MEPs considers that the new Member States may face challenges in joining the euro area especially with regard to the price stability criterion, since inflation may be part of the catching-up process. Therefore, they call on the Council and the Commission to examine the convergence criteria through further analysis of and policy debate on the application of the convergence criteria to prospective new members of the euro area and in the light of the new reality and differences in economic developments.
Governance: MEPs consider it crucial to achieve a better coordination of budgetary policies among Member States over the cycle, notably based on a common calendar and macroeconomic assumptions. They call for the strict and effective implementation of the Stability and Growth Pact. They consider that the specific euro area dimension of structural surveillance associated with the Lisbon Strategy should be strengthened by including measures that are needed to improve the functioning of the EMU. They welcome, as a first step in this direction, the focus on the euro area in the Commission’s Annual Progress Report on the state of implementation of the Lisbon Strategy.
The need to strengthen governance is stressed as well as the process of European integration, in particular within the euro area, as this is the only way to tackle global economic challenges. The Council and the Commission are called upon to ensure, in the future, that the annual report on the euro area delivers a set of policy recommendations providing instruments for a detailed dialogue between the various Community bodies that are involved in strengthening the economic governance of the Union. They believe that the Eurogroup should agree on a roadmap on what should be achieved in the next two years in the euro area.

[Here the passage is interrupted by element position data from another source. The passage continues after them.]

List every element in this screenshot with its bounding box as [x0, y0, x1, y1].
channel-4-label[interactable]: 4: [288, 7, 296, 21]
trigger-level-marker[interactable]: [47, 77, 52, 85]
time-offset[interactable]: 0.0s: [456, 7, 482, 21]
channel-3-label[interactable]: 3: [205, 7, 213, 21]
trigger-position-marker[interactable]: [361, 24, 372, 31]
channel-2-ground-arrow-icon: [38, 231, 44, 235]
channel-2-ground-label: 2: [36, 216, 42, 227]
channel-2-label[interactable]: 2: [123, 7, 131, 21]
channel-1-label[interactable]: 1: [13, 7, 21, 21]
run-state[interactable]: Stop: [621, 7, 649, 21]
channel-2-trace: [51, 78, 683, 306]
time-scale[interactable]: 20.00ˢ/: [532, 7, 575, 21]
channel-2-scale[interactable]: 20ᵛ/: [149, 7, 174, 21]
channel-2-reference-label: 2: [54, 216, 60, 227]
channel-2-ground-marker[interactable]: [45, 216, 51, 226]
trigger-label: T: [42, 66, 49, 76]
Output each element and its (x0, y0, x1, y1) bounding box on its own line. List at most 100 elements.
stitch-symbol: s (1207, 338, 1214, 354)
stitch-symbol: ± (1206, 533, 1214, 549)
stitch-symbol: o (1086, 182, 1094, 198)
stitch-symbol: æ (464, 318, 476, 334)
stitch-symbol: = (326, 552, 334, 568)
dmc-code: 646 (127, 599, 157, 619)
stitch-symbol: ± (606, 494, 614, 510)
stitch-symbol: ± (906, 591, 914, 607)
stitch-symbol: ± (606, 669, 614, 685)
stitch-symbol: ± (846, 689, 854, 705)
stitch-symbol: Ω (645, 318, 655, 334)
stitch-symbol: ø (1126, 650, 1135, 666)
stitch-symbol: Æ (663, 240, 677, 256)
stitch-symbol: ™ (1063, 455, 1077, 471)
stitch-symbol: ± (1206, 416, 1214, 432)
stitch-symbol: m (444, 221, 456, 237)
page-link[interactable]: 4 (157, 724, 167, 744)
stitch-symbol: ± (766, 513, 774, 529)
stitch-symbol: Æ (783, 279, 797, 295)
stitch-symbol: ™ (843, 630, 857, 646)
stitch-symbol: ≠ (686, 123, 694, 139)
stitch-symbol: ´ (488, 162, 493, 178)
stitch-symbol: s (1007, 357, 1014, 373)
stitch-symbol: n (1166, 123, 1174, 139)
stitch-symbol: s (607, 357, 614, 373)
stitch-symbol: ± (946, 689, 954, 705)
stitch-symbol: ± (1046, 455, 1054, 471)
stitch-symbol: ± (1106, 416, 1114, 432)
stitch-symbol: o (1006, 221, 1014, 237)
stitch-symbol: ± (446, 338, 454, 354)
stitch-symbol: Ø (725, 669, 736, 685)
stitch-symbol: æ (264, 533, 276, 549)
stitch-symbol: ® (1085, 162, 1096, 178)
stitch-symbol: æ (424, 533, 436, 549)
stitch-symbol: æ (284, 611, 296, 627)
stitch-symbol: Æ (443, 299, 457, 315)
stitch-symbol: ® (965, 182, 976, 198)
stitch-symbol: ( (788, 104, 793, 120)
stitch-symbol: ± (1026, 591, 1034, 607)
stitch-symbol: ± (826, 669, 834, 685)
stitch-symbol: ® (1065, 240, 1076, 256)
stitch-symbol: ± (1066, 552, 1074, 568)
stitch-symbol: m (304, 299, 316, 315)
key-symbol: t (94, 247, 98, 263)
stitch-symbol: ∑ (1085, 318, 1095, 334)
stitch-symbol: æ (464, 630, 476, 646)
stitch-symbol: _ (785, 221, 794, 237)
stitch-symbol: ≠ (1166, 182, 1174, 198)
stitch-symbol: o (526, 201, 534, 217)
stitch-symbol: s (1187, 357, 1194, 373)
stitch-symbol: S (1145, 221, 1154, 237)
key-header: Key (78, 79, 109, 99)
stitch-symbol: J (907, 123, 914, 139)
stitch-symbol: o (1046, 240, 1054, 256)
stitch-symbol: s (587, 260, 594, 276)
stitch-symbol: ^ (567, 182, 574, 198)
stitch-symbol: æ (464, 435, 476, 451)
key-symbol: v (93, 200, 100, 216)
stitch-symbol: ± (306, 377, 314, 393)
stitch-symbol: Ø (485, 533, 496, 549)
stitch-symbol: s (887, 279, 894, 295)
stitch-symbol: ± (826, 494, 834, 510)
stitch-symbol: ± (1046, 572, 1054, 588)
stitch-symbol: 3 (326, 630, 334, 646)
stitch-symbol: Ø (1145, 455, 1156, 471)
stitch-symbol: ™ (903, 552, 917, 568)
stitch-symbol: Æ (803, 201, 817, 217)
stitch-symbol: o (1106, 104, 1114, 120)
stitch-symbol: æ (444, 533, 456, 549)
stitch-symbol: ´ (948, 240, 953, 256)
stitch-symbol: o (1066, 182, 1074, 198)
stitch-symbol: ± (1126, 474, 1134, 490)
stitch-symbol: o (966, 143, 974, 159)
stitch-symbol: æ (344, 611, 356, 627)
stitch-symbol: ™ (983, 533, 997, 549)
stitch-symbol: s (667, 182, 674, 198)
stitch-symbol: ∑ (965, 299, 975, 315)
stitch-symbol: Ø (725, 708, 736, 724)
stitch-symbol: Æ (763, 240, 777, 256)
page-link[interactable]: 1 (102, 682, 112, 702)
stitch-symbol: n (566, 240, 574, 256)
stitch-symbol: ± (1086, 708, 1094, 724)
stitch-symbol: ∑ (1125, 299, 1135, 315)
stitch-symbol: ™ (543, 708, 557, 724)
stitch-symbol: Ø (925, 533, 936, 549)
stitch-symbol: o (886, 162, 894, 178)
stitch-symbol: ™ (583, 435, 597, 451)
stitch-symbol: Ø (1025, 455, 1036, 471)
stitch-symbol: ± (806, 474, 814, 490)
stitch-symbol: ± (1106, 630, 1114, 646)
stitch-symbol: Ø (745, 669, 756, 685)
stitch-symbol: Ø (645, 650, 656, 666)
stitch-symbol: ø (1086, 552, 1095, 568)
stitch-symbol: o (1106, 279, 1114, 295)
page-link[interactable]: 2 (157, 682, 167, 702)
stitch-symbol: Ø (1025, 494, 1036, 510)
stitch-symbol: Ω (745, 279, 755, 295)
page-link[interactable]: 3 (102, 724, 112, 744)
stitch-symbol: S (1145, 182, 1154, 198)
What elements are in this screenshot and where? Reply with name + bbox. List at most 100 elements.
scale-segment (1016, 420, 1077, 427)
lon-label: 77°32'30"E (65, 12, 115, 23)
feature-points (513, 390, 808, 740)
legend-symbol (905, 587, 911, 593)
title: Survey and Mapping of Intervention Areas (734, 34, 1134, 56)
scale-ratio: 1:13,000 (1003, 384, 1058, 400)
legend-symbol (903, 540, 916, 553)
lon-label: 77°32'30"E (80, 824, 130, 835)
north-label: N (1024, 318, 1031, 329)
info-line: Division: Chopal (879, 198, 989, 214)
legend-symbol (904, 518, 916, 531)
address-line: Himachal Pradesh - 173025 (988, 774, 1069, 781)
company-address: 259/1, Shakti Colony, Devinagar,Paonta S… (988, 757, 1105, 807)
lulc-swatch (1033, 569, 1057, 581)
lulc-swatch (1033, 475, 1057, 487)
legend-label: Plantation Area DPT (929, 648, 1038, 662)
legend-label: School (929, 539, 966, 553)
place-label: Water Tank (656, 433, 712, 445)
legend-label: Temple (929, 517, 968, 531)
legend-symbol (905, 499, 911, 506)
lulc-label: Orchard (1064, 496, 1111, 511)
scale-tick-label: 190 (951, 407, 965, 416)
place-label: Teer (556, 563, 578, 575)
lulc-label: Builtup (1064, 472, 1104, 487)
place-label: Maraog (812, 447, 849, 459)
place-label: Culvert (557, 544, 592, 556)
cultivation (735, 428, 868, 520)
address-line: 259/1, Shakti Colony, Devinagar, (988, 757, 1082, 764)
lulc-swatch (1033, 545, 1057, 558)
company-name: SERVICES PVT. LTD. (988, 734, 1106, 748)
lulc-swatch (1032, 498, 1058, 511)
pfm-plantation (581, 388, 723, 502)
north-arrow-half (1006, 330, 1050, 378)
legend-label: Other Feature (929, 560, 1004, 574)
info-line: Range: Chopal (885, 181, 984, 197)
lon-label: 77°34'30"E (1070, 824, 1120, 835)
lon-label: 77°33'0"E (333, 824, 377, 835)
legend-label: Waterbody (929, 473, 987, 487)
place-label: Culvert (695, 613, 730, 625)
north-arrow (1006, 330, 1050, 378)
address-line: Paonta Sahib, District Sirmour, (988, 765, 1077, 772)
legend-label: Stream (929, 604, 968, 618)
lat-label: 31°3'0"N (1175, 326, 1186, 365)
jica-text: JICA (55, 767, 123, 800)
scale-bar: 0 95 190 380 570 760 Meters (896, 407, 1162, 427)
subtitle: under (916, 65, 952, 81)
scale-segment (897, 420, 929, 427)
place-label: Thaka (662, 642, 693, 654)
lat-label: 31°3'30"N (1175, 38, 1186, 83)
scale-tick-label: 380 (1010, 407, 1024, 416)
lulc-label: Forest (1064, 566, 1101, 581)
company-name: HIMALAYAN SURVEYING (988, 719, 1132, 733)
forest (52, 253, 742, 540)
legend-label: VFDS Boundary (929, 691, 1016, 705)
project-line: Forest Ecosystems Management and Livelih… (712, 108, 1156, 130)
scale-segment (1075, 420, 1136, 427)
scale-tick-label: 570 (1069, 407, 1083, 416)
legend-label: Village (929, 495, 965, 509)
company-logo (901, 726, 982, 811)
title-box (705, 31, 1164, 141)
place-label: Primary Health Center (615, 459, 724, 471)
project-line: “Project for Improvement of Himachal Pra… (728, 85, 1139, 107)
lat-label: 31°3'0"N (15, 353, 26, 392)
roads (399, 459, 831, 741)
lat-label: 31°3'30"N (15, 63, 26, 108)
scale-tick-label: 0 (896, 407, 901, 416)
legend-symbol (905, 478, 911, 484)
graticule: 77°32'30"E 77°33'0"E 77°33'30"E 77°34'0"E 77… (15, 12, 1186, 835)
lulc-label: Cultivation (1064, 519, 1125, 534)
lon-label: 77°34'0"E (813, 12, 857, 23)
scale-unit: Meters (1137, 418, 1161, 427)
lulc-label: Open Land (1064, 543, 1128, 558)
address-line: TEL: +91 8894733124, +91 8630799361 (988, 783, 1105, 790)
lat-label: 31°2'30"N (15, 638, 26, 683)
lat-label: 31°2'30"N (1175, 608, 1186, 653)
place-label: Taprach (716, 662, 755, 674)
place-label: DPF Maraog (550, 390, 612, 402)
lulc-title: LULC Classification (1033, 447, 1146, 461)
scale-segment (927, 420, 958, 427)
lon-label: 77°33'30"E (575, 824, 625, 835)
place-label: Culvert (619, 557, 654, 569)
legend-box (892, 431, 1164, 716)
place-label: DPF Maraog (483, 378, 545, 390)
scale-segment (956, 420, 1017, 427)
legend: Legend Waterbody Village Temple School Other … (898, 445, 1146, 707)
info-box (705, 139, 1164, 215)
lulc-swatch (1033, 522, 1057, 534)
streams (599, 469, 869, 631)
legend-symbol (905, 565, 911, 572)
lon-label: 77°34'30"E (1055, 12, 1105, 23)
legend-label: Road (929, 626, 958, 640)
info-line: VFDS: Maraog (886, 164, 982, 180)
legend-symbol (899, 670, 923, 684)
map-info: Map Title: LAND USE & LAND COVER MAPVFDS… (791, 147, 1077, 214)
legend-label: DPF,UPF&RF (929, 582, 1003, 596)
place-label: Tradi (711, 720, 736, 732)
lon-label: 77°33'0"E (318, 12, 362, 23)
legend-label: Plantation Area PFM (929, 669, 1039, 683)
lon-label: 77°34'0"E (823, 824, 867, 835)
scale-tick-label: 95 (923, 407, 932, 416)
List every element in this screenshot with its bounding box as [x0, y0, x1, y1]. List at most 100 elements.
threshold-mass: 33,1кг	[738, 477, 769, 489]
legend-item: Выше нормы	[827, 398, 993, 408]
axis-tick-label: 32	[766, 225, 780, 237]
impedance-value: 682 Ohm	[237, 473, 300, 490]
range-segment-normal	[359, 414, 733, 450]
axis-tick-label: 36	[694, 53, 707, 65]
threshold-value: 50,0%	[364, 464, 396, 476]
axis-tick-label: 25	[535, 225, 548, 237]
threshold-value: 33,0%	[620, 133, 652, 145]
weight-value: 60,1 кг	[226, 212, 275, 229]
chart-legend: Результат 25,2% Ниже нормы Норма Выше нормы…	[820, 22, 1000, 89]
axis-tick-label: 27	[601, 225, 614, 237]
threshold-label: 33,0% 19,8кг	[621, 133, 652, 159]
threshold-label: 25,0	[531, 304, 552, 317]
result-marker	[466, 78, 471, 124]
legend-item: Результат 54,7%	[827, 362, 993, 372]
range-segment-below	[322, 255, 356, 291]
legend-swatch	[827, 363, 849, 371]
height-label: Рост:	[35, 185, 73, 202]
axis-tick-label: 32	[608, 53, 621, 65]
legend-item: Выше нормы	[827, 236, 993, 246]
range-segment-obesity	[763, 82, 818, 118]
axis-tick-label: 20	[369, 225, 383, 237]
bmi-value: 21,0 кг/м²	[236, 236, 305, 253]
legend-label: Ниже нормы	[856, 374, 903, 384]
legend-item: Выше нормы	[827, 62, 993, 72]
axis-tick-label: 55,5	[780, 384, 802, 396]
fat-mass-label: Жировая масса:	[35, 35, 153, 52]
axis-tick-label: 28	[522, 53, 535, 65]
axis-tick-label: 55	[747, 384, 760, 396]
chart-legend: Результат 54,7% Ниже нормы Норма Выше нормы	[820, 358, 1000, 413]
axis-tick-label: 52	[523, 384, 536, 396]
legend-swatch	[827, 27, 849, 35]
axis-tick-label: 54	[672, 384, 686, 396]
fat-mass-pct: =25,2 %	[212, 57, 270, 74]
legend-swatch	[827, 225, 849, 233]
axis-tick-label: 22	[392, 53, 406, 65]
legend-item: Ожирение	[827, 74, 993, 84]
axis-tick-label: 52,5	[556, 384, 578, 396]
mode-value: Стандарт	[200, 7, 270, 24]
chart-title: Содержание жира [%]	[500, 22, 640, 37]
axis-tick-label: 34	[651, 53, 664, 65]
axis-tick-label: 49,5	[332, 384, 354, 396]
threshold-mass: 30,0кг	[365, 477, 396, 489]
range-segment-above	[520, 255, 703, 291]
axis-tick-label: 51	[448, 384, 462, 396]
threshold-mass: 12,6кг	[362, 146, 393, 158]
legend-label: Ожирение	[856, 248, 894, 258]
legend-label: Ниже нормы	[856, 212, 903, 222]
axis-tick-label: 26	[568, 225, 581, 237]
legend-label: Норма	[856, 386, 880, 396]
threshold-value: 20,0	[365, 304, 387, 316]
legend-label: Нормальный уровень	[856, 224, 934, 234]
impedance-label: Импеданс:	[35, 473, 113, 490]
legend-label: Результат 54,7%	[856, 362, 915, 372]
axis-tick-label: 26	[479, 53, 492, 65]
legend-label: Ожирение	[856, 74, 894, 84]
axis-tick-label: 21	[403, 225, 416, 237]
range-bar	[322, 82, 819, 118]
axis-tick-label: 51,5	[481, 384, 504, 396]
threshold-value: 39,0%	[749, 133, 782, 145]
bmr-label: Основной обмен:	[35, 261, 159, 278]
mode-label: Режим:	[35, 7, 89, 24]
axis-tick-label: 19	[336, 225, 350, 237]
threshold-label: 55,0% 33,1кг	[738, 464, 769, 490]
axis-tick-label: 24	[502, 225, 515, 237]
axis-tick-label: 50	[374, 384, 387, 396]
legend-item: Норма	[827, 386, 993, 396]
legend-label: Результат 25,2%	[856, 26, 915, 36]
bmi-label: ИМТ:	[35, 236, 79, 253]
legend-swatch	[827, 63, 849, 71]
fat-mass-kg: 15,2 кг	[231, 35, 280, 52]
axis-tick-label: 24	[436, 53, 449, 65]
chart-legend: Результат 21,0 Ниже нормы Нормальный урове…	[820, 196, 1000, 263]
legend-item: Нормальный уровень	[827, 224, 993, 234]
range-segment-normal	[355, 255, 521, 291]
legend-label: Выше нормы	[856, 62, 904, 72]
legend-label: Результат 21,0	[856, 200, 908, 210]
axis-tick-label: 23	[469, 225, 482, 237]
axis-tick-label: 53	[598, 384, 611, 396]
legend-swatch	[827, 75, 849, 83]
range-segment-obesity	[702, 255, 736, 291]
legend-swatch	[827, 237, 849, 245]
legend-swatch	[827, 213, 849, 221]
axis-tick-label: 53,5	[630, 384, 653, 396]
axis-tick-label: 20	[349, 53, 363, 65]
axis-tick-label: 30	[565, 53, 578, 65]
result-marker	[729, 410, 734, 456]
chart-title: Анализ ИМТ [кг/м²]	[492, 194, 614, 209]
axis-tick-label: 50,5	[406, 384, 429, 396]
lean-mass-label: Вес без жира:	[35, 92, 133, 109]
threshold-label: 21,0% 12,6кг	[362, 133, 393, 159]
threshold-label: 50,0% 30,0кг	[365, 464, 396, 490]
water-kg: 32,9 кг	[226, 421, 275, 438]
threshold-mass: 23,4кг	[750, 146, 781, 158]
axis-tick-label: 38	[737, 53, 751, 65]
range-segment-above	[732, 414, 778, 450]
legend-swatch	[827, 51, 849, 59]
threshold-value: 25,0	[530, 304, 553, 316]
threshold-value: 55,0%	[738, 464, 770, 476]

External representation: the committee emphasises that the euro has emerged as the second most important international currency behind the US dollar. It considers that the wide use of the euro in international bond markets is a key feature of the euro's international role. It regrets, however, that the Eurogroup president, the Commission and the ECB continue to be represented to very different extents in the various international institutions and fora. It considers that further steps are needed before the external representation of the euro area is commensurate with its growing importance in the global economy. A prerequisite for common external representation is the existence of a genuine common economic policy within the euro area and the committee reasserts that the best option for representation of the euro area in the major international financial fora and institutions remains the creation of a single euro area chair.